Rapid shifts in telemedicine adoption demonstrated that the industry can transform quickly when financial incentives change. How can federal policy accelerate the transition away from the “do more, get paid more” fee-for-service model, and what does a successful healthcare system operating under a fixed budget look like?
Telemedicine proved that when the payment structure changes, clinicians can adapt in days or weeks rather than decades; we must apply that same urgency to the broader fee-for-service model. Federal policy can accelerate this transition by shifting the reimbursement structure to pay for health outcomes rather than the volume of services rendered. A successful system operating under a fixed budget would prioritize preventative care and efficiency, as there would no longer be a financial reward for redundant testing or unnecessary procedures. This “Worthy” approach essentially puts the entire healthcare system on a diet, forcing organizations to innovate within a set financial framework. It shifts the focus from how many patients can be processed to how many patients can be kept healthy and out of the hospital.
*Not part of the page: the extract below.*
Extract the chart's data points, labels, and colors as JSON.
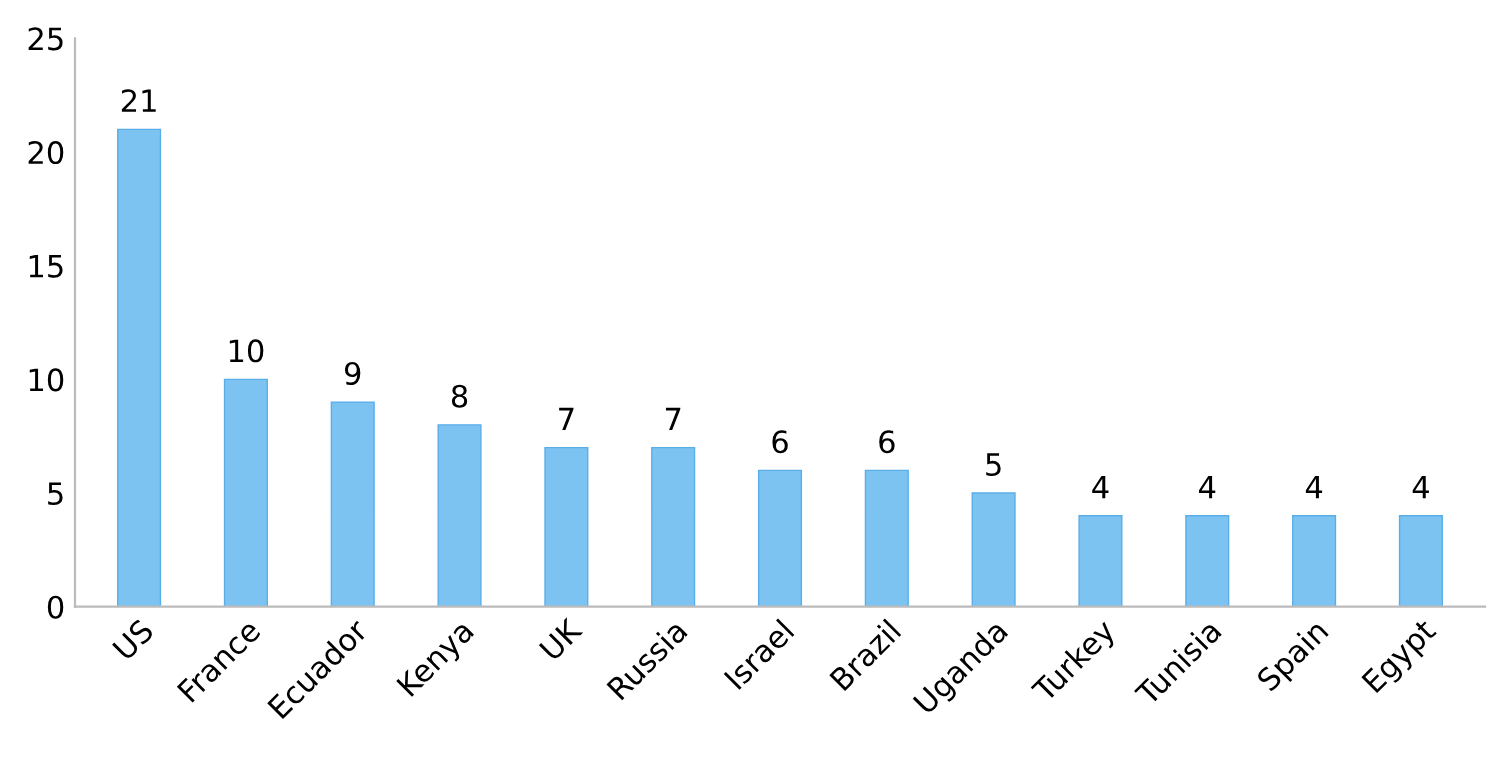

Personalized care relies on shared decision-making where patients and clinicians use data to weigh treatment pros and cons. How do we move from a one-size-fits-all clinical approach to this collaborative model, and what specific metrics indicate that this shift actually lowers costs while improving patient satisfaction?
The move to shared decision-making requires that we provide both patients and clinicians with the tools to analyze digital health records alongside global medical knowledge, often using AI to lay out the pros and cons of various treatments. Instead of a doctor simply prescribing a standard protocol, the clinician and patient engage in a dialogue where the decision is tailored to the individual’s specific condition and life goals. Research consistently shows that when this collaborative model is in place, the quality outcomes are better and patient satisfaction scores rise significantly because the patient feels heard and involved. Most importantly, costs are generally lower because informed patients often opt for more effective, less invasive paths rather than the high-cost, high-volume treatments that the old system encouraged. It replaces a one-size-fits-all approach with a targeted, evidence-based conversation.
What is your forecast for the national healthcare policy reform movement?
I believe we are at a tipping point where the public’s frustration over affordability has reached a critical mass that elected officials can no longer ignore. While the immediate political cycle may delay decisive action this year, the underlying sentiment that the status quo is unacceptable is only growing stronger. My forecast is that we will see a long-term, nonpartisan movement—much like the successful social-political movements of our past—that eventually forces the federal government to adopt a “Worthy” standard of care. Over the next few years, I expect to see a series of legislative wins that begin with radical transparency in drug pricing and move toward a unified national digital health record system. Progress won’t be measured in weeks or months, but the persistence of a coalition involving employers, media, and the public will eventually break the gridlock and build a system truly worthy of our families and friends.